Francis não era fácil, sem papas na língua demolia alguns cânones literários como, por exemplo, Virgínia Woolf, dizendo: "Mas alguém se lembra realmente de seus romances? Citam-se a todo instante seus comentários em diários e cartas. A literatura parece diáfana, inconsistente e anêmica, de um bom gosto excessivo, que sai do terreno literário para o chique". A demolição continuava com comentários como: "Philip Roth é um Gulliver na literatura liliputiana dos nossos dias". Ou ainda: "Walter Scott, um autor menor sem nenhum significado literário para a sensibilidade moderna". Sobre nossa acadêmica e anêmica Nélida Piñon vaticinou: "Mordisquei seus livros. São ilegíveis. Ela não sabe escrever, ponto. Uma falsa angústia reprimida e um pseudomisticismo permeiam sua obra. A única questão interessante é saber se Ms. Piñon acredita na própria publicidade". Sobre Toni Morrison: "negra, semi-analfabeta".

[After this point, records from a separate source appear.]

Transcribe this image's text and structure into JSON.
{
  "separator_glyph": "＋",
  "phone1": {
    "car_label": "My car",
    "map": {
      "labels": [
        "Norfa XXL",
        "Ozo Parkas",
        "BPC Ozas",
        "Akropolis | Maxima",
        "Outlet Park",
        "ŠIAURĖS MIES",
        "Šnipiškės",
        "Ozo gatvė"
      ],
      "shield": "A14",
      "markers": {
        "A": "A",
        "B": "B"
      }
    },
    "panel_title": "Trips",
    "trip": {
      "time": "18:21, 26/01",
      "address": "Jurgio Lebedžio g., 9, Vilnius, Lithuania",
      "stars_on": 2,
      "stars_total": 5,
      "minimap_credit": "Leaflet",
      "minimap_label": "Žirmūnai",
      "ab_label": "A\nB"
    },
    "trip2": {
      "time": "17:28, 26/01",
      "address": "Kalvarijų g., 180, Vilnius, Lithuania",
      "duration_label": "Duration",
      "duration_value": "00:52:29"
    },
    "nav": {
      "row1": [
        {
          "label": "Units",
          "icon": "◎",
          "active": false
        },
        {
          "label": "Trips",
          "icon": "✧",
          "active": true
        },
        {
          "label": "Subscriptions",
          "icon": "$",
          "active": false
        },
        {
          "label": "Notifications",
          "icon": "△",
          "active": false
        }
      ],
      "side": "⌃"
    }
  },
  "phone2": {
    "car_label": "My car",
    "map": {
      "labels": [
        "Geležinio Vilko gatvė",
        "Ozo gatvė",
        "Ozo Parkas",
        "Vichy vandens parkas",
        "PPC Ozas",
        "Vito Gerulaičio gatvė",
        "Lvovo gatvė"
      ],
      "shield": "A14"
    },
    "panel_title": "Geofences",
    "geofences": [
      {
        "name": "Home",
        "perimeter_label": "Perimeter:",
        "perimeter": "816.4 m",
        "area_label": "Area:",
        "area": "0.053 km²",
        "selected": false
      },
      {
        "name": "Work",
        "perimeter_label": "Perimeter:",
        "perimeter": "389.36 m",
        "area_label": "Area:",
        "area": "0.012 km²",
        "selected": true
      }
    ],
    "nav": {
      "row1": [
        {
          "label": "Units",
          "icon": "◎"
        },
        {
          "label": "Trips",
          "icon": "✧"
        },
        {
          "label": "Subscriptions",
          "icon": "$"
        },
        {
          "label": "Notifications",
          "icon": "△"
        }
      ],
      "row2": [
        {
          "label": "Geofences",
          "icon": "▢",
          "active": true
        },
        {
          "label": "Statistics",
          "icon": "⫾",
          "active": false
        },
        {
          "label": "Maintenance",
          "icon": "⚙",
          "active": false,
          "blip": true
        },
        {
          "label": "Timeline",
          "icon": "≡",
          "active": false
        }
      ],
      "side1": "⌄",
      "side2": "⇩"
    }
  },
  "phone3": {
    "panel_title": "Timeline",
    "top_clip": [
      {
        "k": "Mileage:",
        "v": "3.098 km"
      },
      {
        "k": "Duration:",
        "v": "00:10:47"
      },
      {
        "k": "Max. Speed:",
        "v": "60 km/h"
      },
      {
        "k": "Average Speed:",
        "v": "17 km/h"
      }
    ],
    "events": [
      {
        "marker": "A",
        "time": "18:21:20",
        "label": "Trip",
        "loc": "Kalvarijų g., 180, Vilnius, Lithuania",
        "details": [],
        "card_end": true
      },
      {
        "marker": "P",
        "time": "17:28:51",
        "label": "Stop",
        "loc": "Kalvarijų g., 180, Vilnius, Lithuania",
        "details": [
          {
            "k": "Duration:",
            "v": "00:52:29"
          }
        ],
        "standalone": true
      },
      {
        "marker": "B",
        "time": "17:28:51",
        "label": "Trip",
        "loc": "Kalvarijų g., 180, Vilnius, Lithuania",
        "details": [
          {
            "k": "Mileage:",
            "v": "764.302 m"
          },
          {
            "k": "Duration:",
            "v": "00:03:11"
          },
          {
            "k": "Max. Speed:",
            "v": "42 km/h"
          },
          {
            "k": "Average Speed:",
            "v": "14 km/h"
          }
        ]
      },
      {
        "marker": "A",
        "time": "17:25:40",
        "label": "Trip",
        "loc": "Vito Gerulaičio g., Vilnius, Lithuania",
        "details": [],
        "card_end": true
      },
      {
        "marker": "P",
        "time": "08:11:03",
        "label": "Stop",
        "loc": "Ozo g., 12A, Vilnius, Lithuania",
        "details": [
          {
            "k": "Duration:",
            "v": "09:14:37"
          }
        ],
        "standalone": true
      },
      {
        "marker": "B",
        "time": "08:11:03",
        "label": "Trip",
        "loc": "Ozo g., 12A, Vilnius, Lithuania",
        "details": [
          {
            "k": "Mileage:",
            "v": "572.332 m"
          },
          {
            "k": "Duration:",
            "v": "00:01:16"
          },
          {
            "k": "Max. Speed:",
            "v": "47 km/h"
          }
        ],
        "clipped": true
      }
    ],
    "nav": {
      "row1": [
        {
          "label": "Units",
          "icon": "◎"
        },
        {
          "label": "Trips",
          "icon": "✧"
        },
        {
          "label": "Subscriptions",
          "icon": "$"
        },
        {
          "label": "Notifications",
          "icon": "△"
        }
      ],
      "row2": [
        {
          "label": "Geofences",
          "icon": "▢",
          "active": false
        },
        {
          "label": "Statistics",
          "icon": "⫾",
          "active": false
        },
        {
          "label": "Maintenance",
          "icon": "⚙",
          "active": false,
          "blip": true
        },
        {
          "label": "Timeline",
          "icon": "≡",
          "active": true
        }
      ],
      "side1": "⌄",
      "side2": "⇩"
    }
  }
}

Destratava alguns cânones ("quem lê Gidé se não a academia?"), mas reabilitava alguns dessacralizados pela academia, como Simenon: "Maigret consegue o milagre de ser high e low ao mesmo tempo".
Discutindo a indústria cultural, a partir da questão do fanatismo das massas pelos fãs (citando, a propósito, a frase de Hitler, de que as massas são como uma fêmea esperando o macho para dominá-la e possuí-la), Francis tenta explicar também a ojeriza de João Gilberto ao seu público nos seguintes termos: "Qual é a diferença entre esta gente que fica ululando diante de Madonnas e roqueiros da pesada e nazistas? Psicologicamente, nenhuma. Um artista popular é de certa maneira uma contradição em termos. O artista nos revela o que não sabemos sobre nós próprios ou sobre o mundo. Quem apenas massageia nossos preconceitos e pressuposições não é artista." O que pensaria Francis sobre as Danielas-Mercury e Ivetes-Sangalo da vida enchendo estádios de fãs fanáticas? Que elas são tudo (mercadorias brevemente descartáveis?), menos artistas. E o público, o que seria para Francis?
Nós sabemos o que o jornalista pensava sobre a cultura pop: "Uma das maiores provas biológicas da resistência do ser humano é que ele resista ou sobreviva a essa montanha infinita de lixo que é a cultura pop".
Francis escrevia sobre todas as áreas, com comentários imperdíveis. Suas frases são notáveis, nos causam inveja, destilam ironia fina a cada estocada. Politicamente incorreto, dispara críticas mordazes com sua metralhadora giratória. Não faz por mal, creio, apenas quer preservar a inteligência que espera do público leitor. Às vezes sua prática lhe arrumou dissabores. Talvez o alimento mais rico para seu jornalismo polêmico. Relê-lo é sempre uma prática rejuvenescedora para nossos cérebros acomodados à mesmice do mundo e da cultura. Numa época em que ficar em cima do muro parece a política mais saudável para agradar o mercado (que compra nossas consciências a peso de moedas de prata), Francis é um exemplo a ser seguido.
Se Francis estiver no inferno (deve estar), onde eu tentarei encontrá-lo assim que eu morrer, ele com certeza vai dizer, com um pequeno riso no canto dos lábios: "Aqui é quente, mas apesar disso, o inferno é que é divertido".
Ah! o título deste artigo? Ora, a viúva de Francis com coragem nas veias vai lançar um romance inacabado do jornalista: eis o espectro do escritor a nos rondar novamente. Direto do inferno. Estamos ansiosos pelo reencontro.
Jardel: achei divertido o texto, mas essa frase cafajeste para definir o romance (com evidentes afinidades espirituais) de Harendt e Heidegger foi terrível!